Restore Church in Yankton has started a second campus in nearby Crofton, Nebraska, and four ministry points. An indoor playground serving their financially challenged community, with a crisis pregnancy center in the basement below are located in a former church building.
Mueller and his wife returned to their small hometown after seminary to plant the church. “Our whole life, the community has cried out that there’s not enough free or affordable family fun. Most of the activities are drunken parties with the approval of the community.”
Restore Church responded with community connections that doubled as open doors for evangelism.
Mueller said his ministry changed when he took seriously this statement: The pastor should be well acquainted with the smell of the carpet in his office, not from being on his knees but from having his face on the floor before God.
A few moments later, Mueller was on his face on the platform at the Crowne Plaza in Springfield. “You might be one special shift away from discouragement to encouragement,” he said. Pastors and church leaders across the ballroom joined him in prayer with their faces on the carpet.
“Where will IMB get missionaries like Jeffrey?” Sandy Wisdom Martin asked after the season of prayer. “They will come from your church… At WMU we want to help your people develop a mission lifestyle.”
The Executive Director-Treasurer of Woman’s Missionary Union reported briefly on a series of numbers related to WMU’s work that totaled 50,000. That’s roughly the number of SBC churches. As an Illinois native, Wisdom Martin frequently tells the story of her calling to mission service that was encouraged in her home church in Carbondale. She invited pastors and church leaders to call on WMU for mission support and education.
National WMU is one of the sponsors of the Summit, along with Guidestone Financial Services and the North American Mission Board. Nine Midwest Baptist state conventions covering twelve states work together to produce the event on a two-year cycle.
Willie McLaurin, Vice President for Great Commission Relations and Mobilization for the SBC Executive Committee brought an energetic message in the final plenary service. He focused on unity in the Southern Baptist Convention, drawing his message from Acts 1-2.

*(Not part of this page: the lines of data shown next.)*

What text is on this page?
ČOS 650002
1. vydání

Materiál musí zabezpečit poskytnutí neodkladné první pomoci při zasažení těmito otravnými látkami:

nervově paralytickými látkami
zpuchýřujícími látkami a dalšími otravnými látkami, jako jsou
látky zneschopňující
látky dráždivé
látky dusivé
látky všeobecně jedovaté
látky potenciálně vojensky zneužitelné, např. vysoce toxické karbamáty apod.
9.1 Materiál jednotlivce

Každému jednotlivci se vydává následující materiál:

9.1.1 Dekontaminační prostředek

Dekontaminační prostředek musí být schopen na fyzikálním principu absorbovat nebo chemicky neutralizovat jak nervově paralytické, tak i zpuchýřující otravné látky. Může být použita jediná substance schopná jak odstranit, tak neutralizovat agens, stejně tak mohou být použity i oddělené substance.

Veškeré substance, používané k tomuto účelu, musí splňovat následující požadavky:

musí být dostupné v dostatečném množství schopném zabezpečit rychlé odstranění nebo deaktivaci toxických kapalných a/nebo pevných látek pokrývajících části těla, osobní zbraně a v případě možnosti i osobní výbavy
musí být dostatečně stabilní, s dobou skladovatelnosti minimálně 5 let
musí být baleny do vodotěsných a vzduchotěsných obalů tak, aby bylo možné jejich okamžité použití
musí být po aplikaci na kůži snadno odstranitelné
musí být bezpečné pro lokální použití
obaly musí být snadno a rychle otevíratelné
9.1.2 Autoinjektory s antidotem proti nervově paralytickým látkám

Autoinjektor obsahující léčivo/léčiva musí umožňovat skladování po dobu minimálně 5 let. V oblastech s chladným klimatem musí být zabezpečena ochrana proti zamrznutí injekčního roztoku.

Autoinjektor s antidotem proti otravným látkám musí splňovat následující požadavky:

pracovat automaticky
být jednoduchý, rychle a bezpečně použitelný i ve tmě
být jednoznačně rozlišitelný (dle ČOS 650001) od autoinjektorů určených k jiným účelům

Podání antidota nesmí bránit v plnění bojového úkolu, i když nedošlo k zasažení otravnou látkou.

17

“We need to get on the same side of the rope and pull together,” McLaurin said after describing his childhood tug-of-war games.
He recited a list of differences among Southern Baptists, including theology, ethnicity, and politics. “We don’t need to focus on a donkey or an elephant, we need to focus on the Lamb,” he said as the crowd applauded. “We have one enemy and he is already defeated!”
McLaurin delved briefly into the coming of Holy Spirit at Pentecost and its impact on the early church. Drawing comparisons to today’s church, he said, “Everyone wants a feeling, but what we need is the filling of the Holy Spirit. If we are filled there is a living, breathing gospel urgency. We need to get busy getting people off the road to hell and on the way to heaven….
There is not one problem the church has that soul winning cannot solve.”
McLaurin concluded, “Any way you slice it, we are Great Commission Baptists, because we are better together.”
The next Midwest Leadership Summit will likely be planned for 2024.
Eric Reed is editor of Illinois Baptist media.